Las dos últimas consultas de la lista no son preferencias sino capacidades del dispositivo, y aparecen aquí porque se emulan en el mismo sitio, en el modo de dispositivo: si tu interfaz depende de que exista hover, en un dispositivo táctil esa parte no existe, y esa es la causa de menús que no se pueden abrir en móvil.

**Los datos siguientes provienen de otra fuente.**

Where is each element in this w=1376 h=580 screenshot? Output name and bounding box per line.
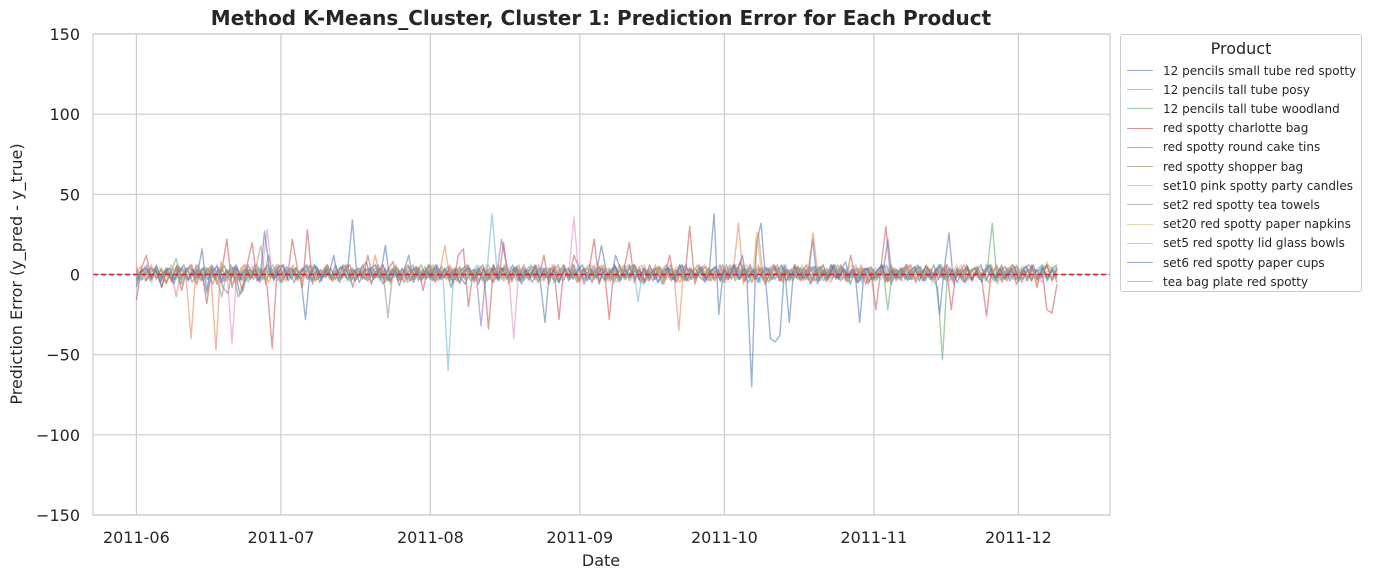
legend-item: 12 pencils tall tube woodland: [1127, 99, 1340, 118]
legend-swatch: [1127, 127, 1153, 129]
legend-label: set10 pink spotty party candles: [1163, 178, 1353, 193]
legend-item: set2 red spotty tea towels: [1127, 195, 1320, 214]
y-tick-label: −100: [36, 426, 80, 445]
x-tick-label: 2011-07: [248, 528, 315, 547]
legend-swatch: [1127, 262, 1153, 263]
series-line: [135, 212, 1058, 372]
legend-label: set2 red spotty tea towels: [1163, 197, 1320, 212]
legend-item: 12 pencils small tube red spotty: [1127, 61, 1356, 80]
series-line: [135, 212, 1058, 388]
x-tick-label: 2011-08: [397, 528, 464, 547]
x-axis-label: Date: [582, 551, 620, 570]
legend-item: set10 pink spotty party candles: [1127, 176, 1353, 195]
chart-title: Method K-Means_Cluster, Cluster 1: Predi…: [211, 6, 992, 30]
y-tick-label: 50: [60, 185, 80, 204]
series-line: [135, 222, 1058, 361]
legend-item: set20 red spotty paper napkins: [1127, 215, 1351, 234]
y-axis-label: Prediction Error (y_pred - y_true): [7, 143, 27, 404]
legend-label: tea bag plate red spotty: [1163, 274, 1309, 289]
legend-swatch: [1127, 204, 1153, 206]
x-tick-label: 2011-11: [840, 528, 907, 547]
legend-item: tea bag plate red spotty: [1127, 272, 1308, 291]
y-tick-label: 150: [49, 25, 80, 44]
y-tick-label: 0: [70, 266, 80, 285]
legend-swatch: [1127, 281, 1153, 283]
legend: Product 12 pencils small tube red spotty…: [1120, 34, 1362, 292]
y-tick-label: −50: [46, 346, 80, 365]
legend-label: 12 pencils tall tube woodland: [1163, 101, 1340, 116]
legend-swatch: [1127, 146, 1153, 148]
legend-swatch: [1127, 108, 1153, 110]
legend-label: red spotty shopper bag: [1163, 159, 1304, 174]
y-tick-label: 100: [49, 105, 80, 124]
x-tick-labels: 2011-06 2011-07 2011-08 2011-09 2011-10 2011-…: [103, 528, 1052, 547]
series-line: [135, 222, 1058, 351]
series-line: [135, 225, 1058, 349]
x-tick-label: 2011-10: [691, 528, 758, 547]
y-tick-label: −150: [36, 506, 80, 525]
legend-label: 12 pencils small tube red spotty: [1163, 63, 1357, 78]
legend-swatch: [1127, 89, 1153, 91]
legend-label: set20 red spotty paper napkins: [1163, 217, 1351, 232]
legend-item: red spotty shopper bag: [1127, 157, 1303, 176]
legend-label: set6 red spotty paper cups: [1163, 255, 1325, 270]
legend-title: Product: [1210, 39, 1272, 58]
legend-swatch: [1127, 166, 1153, 167]
legend-swatch: [1127, 185, 1153, 187]
legend-item: red spotty round cake tins: [1127, 138, 1320, 157]
plot-frame: [92, 33, 1111, 516]
y-tick-labels: −150 −100 −50 0 50 100 150: [36, 25, 80, 525]
legend-item: red spotty charlotte bag: [1127, 119, 1308, 138]
x-tick-label: 2011-12: [985, 528, 1052, 547]
legend-item: 12 pencils tall tube posy: [1127, 80, 1310, 99]
legend-swatch: [1127, 70, 1153, 71]
x-tick-label: 2011-09: [546, 528, 613, 547]
legend-label: red spotty charlotte bag: [1163, 121, 1309, 136]
x-tick-label: 2011-06: [103, 528, 170, 547]
legend-swatch: [1127, 223, 1153, 225]
series-line: [135, 230, 1058, 284]
legend-label: set5 red spotty lid glass bowls: [1163, 236, 1345, 251]
legend-label: red spotty round cake tins: [1163, 140, 1321, 155]
legend-label: 12 pencils tall tube posy: [1163, 82, 1310, 97]
legend-swatch: [1127, 242, 1153, 244]
series-lines: [135, 212, 1058, 388]
legend-item: set5 red spotty lid glass bowls: [1127, 234, 1345, 253]
legend-item: set6 red spotty paper cups: [1127, 253, 1325, 272]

Estas preferencias no son gustos estéticos: son adaptaciones que alguien configuró por necesidad

Merece la pena reencuadrar mentalmente qué son estos ajustes, porque el encuadre habitual lleva a tratarlos como una cortesía opcional y a priorizarlos en consecuencia. Nadie activa el modo de colores forzados porque le guste cómo queda. Lo activa quien necesita ese nivel de contraste para leer, y a partir de ese momento navega por toda la web así, incluida tu aplicación. Nadie activa el movimiento reducido por preferencia estética: lo activa quien se marea con las transiciones, y una animación de paralaje que a ti te parece elegante le produce a esa persona un malestar físico real que puede durar horas. La preferencia de más contraste, la de menos transparencia, el tamaño de fuente aumentado del sistema: todas son adaptaciones que alguien configuró una vez, deliberadamente, porque sin ellas no puede usar el ordenador cómodamente. Eso cambia la lectura de lo que significa ignorarlas. Una aplicación que no respeta el movimiento reducido no está siendo poco pulida: está sobrescribiendo activamente una decisión médica del usuario. Una que se vuelve inutilizable con colores forzados no tiene un defecto cosmético: excluye a un grupo concreto de personas de usarla. Y hay un argumento adicional, más frío, que conviene tener a mano en las discusiones de prioridades: estos usuarios no son un grupo marginal y además tienden a ser los más leales, porque una vez encuentran un producto que funciona con su configuración, se quedan. El coste de dar soporte es además llamativamente bajo comparado con casi cualquier otra tarea: recorrer las emulaciones del panel de renderizado en una aplicación mediana cuesta media hora, y los arreglos que produce suelen ser de unas pocas reglas de CSS y de sustituir algún indicador que dependía solo del color. Media hora una vez por proyecto, y el resultado es que la aplicación deja de expulsar a personas que ni siquiera te van a escribir para contártelo: simplemente se van y usan otra cosa.